ATLANTA, Georgia (KETK) – The CDC is warning of a measles outbreak that has spread to 21 states, including Texas.

From January 1-July 14 of this year, 107 people were reported to have the disease. The majority of them were unvaccinated, according to the CDC.

The year 2018 is on pace to become one of the worst years for measles since 2014 when 667 contracted the airborne virus. The 2014 outbreak was the greatest number of cases since measles elimination was documented in the United States in 2000.

Measles is a highly contagious virus that spreads easily when it hits an unvaccinated population. The virus lives in the nose and throat mucus of an infected person and spreads to others through coughing and sneezing. 

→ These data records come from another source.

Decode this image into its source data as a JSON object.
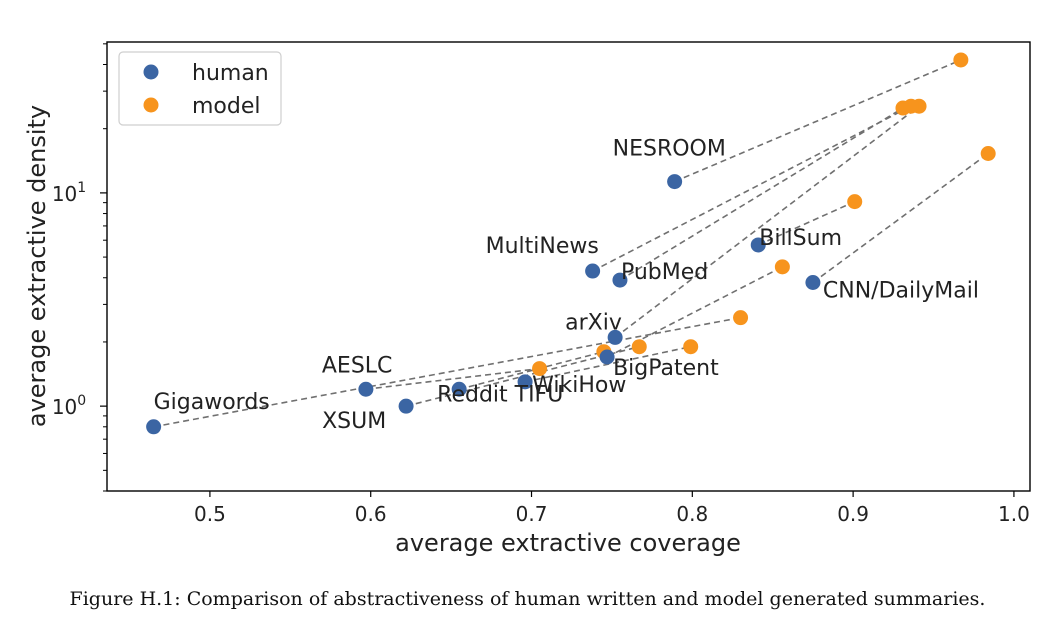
{
  "caption": "Figure H.1: Comparison of abstractiveness of human written and model generated summaries.",
  "chart_data": {
    "type": "scatter",
    "xlabel": "average extractive coverage",
    "ylabel": "average extractive density",
    "xlim": [
      0.436,
      1.01
    ],
    "ylim": [
      0.4,
      51
    ],
    "yscale": "log",
    "x_ticks": [
      0.5,
      0.6,
      0.7,
      0.8,
      0.9,
      1.0
    ],
    "x_tick_labels": [
      "0.5",
      "0.6",
      "0.7",
      "0.8",
      "0.9",
      "1.0"
    ],
    "y_ticks": [
      1,
      10
    ],
    "y_tick_labels_base": [
      "10",
      "10"
    ],
    "y_tick_labels_exp": [
      "0",
      "1"
    ],
    "grid": false,
    "legend_position": "top-left",
    "colors": {
      "human": "#3b65a3",
      "model": "#f7941d",
      "connector": "#707070"
    },
    "series": [
      {
        "name": "human",
        "points": [
          {
            "label": "Gigawords",
            "x": 0.465,
            "y": 0.8
          },
          {
            "label": "AESLC",
            "x": 0.597,
            "y": 1.2
          },
          {
            "label": "XSUM",
            "x": 0.622,
            "y": 1.0
          },
          {
            "label": "Reddit TIFU",
            "x": 0.655,
            "y": 1.2
          },
          {
            "label": "WikiHow",
            "x": 0.696,
            "y": 1.3
          },
          {
            "label": "BigPatent",
            "x": 0.747,
            "y": 1.7
          },
          {
            "label": "arXiv",
            "x": 0.752,
            "y": 2.1
          },
          {
            "label": "PubMed",
            "x": 0.755,
            "y": 3.9
          },
          {
            "label": "MultiNews",
            "x": 0.738,
            "y": 4.3
          },
          {
            "label": "NESROOM",
            "x": 0.789,
            "y": 11.3
          },
          {
            "label": "BillSum",
            "x": 0.841,
            "y": 5.7
          },
          {
            "label": "CNN/DailyMail",
            "x": 0.875,
            "y": 3.8
          }
        ]
      },
      {
        "name": "model",
        "points": [
          {
            "x": 0.83,
            "y": 2.6
          },
          {
            "x": 0.705,
            "y": 1.5
          },
          {
            "x": 0.767,
            "y": 1.9
          },
          {
            "x": 0.745,
            "y": 1.8
          },
          {
            "x": 0.799,
            "y": 1.9
          },
          {
            "x": 0.856,
            "y": 4.5
          },
          {
            "x": 0.941,
            "y": 25.5
          },
          {
            "x": 0.931,
            "y": 25.0
          },
          {
            "x": 0.936,
            "y": 25.5
          },
          {
            "x": 0.967,
            "y": 42.0
          },
          {
            "x": 0.901,
            "y": 9.1
          },
          {
            "x": 0.984,
            "y": 15.3
          }
        ]
      }
    ]
  }
}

The CDC says the virus can live for up to two hours in an airspace where the infected person coughed or sneezed. If other people breathe the contaminated air or touch the infected surface, then touch their eyes, noses, or mouths, they can become infected.

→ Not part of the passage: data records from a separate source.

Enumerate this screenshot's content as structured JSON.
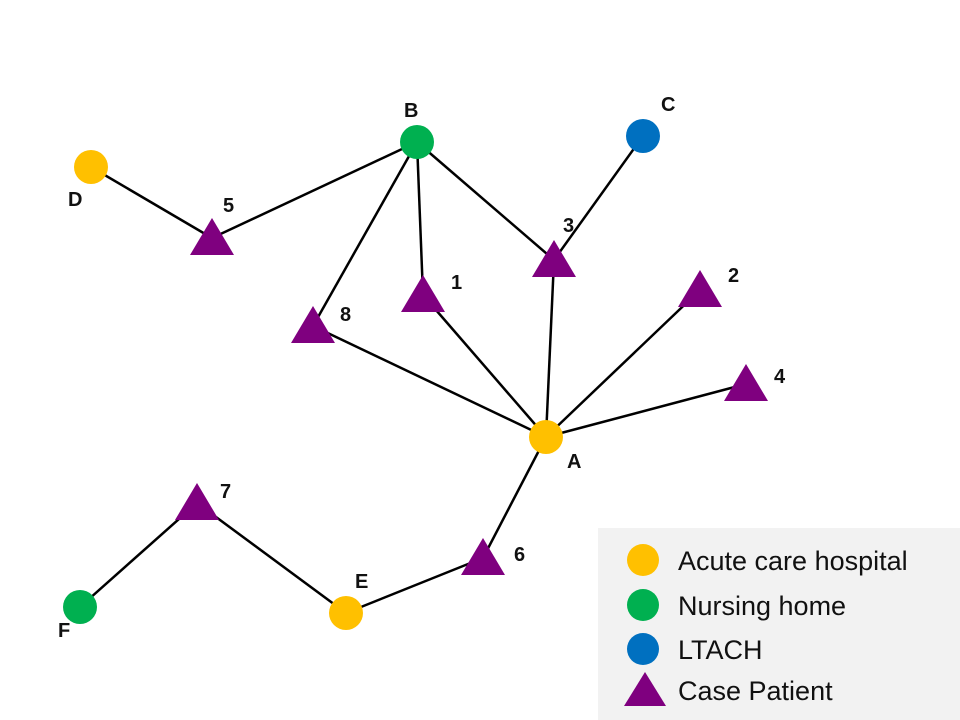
{
  "colors": {
    "acute_care_hospital": "#FFC000",
    "nursing_home": "#00B050",
    "ltach": "#0070C0",
    "case_patient": "#7F007F",
    "edge": "#000000",
    "legend_bg": "#F2F2F2"
  },
  "nodes": {
    "A": {
      "label": "A",
      "kind": "acute_care_hospital"
    },
    "B": {
      "label": "B",
      "kind": "nursing_home"
    },
    "C": {
      "label": "C",
      "kind": "ltach"
    },
    "D": {
      "label": "D",
      "kind": "acute_care_hospital"
    },
    "E": {
      "label": "E",
      "kind": "acute_care_hospital"
    },
    "F": {
      "label": "F",
      "kind": "nursing_home"
    },
    "P1": {
      "label": "1",
      "kind": "case_patient"
    },
    "P2": {
      "label": "2",
      "kind": "case_patient"
    },
    "P3": {
      "label": "3",
      "kind": "case_patient"
    },
    "P4": {
      "label": "4",
      "kind": "case_patient"
    },
    "P5": {
      "label": "5",
      "kind": "case_patient"
    },
    "P6": {
      "label": "6",
      "kind": "case_patient"
    },
    "P7": {
      "label": "7",
      "kind": "case_patient"
    },
    "P8": {
      "label": "8",
      "kind": "case_patient"
    }
  },
  "edges": [
    [
      "D",
      "P5"
    ],
    [
      "P5",
      "B"
    ],
    [
      "B",
      "P8"
    ],
    [
      "B",
      "P1"
    ],
    [
      "B",
      "P3"
    ],
    [
      "C",
      "P3"
    ],
    [
      "P3",
      "A"
    ],
    [
      "P1",
      "A"
    ],
    [
      "P8",
      "A"
    ],
    [
      "P2",
      "A"
    ],
    [
      "P4",
      "A"
    ],
    [
      "A",
      "P6"
    ],
    [
      "P6",
      "E"
    ],
    [
      "E",
      "P7"
    ],
    [
      "P7",
      "F"
    ]
  ],
  "legend": {
    "items": [
      {
        "label": "Acute care hospital",
        "icon": "circle-icon",
        "kind": "acute_care_hospital"
      },
      {
        "label": "Nursing home",
        "icon": "circle-icon",
        "kind": "nursing_home"
      },
      {
        "label": "LTACH",
        "icon": "circle-icon",
        "kind": "ltach"
      },
      {
        "label": "Case Patient",
        "icon": "triangle-icon",
        "kind": "case_patient"
      }
    ]
  }
}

Measles is so contagious that if one person has it, 90 percent of the people close to that person who are not immune will also become infected.

Infected people are contagious from four days before through four days after the rash appears.

The disease typically starts with high fever, cough, runny nose and red, watery eyes. Two or three days after the symptoms begin, tiny white spots may appear inside the mouth.

Three to five days after symptoms begin, a rash breaks out, with small red spots that begin on the face and spread over the entire body. In some cases, the disease can cause brain swelling and become deadly.

The CDC says measles can be prevented with MMR vaccine, which children usually get between 12 and 15 months of age. A second dose is usually given between the ages of 4 and 6. The MMR vaccine is said to be 97 precent effective at preventing measles.

The states reporting measles outbreaks are: Arkansas, California, Connecticut, Florida, Illinois, Indiana, Kansas, Louisiana, Maryland, Michigan, Missouri, Nevada, New Jersey, New York, North Carolina, Oklahoma, Oregon, Pennsylvania, Tennessee, Texas, and Washington.

The District of Colombia also reported cases of the illness.